Electron-beam lithography is well known in the semiconductor industry, where its high resolution, simplicity, and avoidance of the need for masks make it a technique of choice for manufacturing. However, as discussed in a recent Review article in the Journal of Polymer Science: Polymer Physics by Joerg Lahann and Aftin Ross of the University of Michigan, the technique is finding a new application in the patterning of surfaces for the control of cell behavior. Now, writing in the same journal, Matt Libera and colleagues provide new insight into how the method can also be fine tuned to control protein—surface interactions.

As is becoming well known, and as Lahann and Ross discuss in their article, cells’ adhesion, proliferation and differentiation are radically impacted by both chemical and physical cues in their environment. In particular, “a diversity of cell behaviors ranging from cell orientation, cell motility, surface antigen display, activation of tyrosine kinases, and modulation of intracellular signaling, are found to be associated with geographic changes on the nanoscale”, explains Lahann. These findings are leading to new approaches to control cell behavior in biomaterials.

Whilst electron beam lithography has already been explored for the patterning of common water-soluble polymer precursors often used in biorelevant patterning applications such as poly(ethylene glycol) (PEG), far more is known about how electrons interact with more common polymer resists used for traditional patterning. Libera and colleagues explore some of the parameter space for the use of PEG as a biointeractive electron-beam resist in detail, and examine how this patterning affects protein adsorption.

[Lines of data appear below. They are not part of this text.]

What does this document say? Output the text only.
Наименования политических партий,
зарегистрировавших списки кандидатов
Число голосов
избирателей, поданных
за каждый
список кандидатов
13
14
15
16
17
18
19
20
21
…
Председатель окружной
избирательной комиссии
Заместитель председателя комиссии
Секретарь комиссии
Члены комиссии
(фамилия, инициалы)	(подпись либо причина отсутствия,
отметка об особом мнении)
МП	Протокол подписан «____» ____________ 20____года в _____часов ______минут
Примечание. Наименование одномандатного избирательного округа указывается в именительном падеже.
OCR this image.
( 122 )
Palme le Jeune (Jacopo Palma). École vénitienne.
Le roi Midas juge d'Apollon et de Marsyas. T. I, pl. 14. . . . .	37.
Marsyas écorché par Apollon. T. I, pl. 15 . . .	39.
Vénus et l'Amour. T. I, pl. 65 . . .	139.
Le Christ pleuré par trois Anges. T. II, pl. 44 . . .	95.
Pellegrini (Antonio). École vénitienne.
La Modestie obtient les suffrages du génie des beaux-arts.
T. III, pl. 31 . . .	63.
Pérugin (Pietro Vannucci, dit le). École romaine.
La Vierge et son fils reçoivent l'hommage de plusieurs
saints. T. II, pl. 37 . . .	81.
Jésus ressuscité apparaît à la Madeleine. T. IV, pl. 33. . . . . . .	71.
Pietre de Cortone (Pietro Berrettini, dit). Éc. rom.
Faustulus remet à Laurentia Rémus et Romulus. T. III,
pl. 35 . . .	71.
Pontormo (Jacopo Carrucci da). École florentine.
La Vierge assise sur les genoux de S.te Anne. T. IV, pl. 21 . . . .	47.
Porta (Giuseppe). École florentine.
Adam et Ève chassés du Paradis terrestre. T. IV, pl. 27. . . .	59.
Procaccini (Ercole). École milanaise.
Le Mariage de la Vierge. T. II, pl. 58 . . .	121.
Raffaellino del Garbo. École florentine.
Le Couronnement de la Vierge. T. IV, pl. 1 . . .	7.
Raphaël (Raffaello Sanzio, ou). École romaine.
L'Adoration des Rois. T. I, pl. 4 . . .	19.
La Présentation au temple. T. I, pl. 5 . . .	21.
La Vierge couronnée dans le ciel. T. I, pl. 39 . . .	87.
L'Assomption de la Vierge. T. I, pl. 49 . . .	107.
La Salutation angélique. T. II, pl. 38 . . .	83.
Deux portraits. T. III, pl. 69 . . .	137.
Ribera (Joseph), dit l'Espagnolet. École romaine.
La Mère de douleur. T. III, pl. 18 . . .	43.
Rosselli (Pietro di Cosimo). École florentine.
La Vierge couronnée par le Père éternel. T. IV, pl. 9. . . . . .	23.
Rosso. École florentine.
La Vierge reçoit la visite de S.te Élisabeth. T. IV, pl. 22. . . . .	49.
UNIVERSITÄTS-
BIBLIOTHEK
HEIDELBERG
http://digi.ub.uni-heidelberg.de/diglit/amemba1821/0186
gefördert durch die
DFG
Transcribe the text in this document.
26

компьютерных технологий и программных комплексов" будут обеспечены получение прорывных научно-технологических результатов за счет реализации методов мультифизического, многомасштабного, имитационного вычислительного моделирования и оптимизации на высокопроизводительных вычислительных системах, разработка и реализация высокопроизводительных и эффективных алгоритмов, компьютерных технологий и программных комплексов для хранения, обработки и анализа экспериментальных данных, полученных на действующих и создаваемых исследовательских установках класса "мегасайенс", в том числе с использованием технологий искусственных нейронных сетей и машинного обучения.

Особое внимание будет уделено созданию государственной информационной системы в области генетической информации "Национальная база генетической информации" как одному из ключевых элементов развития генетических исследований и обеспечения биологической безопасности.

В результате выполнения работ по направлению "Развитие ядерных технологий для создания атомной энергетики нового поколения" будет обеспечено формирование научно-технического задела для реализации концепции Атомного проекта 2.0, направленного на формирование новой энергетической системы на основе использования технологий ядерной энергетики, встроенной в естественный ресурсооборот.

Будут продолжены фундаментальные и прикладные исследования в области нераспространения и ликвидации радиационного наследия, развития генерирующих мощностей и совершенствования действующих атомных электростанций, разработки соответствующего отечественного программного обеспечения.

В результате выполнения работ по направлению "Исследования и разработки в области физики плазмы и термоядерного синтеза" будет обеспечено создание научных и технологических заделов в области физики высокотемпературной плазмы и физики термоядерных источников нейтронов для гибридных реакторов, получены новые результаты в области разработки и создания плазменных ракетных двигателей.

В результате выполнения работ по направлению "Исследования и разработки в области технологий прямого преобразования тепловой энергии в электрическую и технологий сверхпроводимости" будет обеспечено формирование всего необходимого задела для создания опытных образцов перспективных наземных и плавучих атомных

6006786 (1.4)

They find that electron beam patterning of PEG creates microgels on the substrate surface. Whilst these microgels differ depending on the incident irradiation and dose, they all have internal structure: a heavily crosslinked core, surrounded by a more lightly crosslinked “near corona” and a “far corona” that can extend hundreds of nanometers or even micrometers.

The core is so heavily crosslinked and modified from the natural PEG state that it no longer has the polymer’s anti-fouling properties. However, the core is usually shielded from protein interaction by the near corona. This first shell, say the authors, “can vary from a monolayer to many tens of nanometers”, and most of the polymer—protein interaction is in this region. The far corona is essentially PEG grafted to the substrate surface by backscattered electrons interacting with the polymer, which creates a far-ranging protein-repulsive surface.

A better understanding of the effects of electron-beam irradiation on these types of polymers can enable fine-tuning of surfaces for applications in the future. “These findings can help guide the choice of irradiation conditions to most effectively modulate protein—surface interactions via PEG microgels patterned by electron-beam lithography”, says Libera.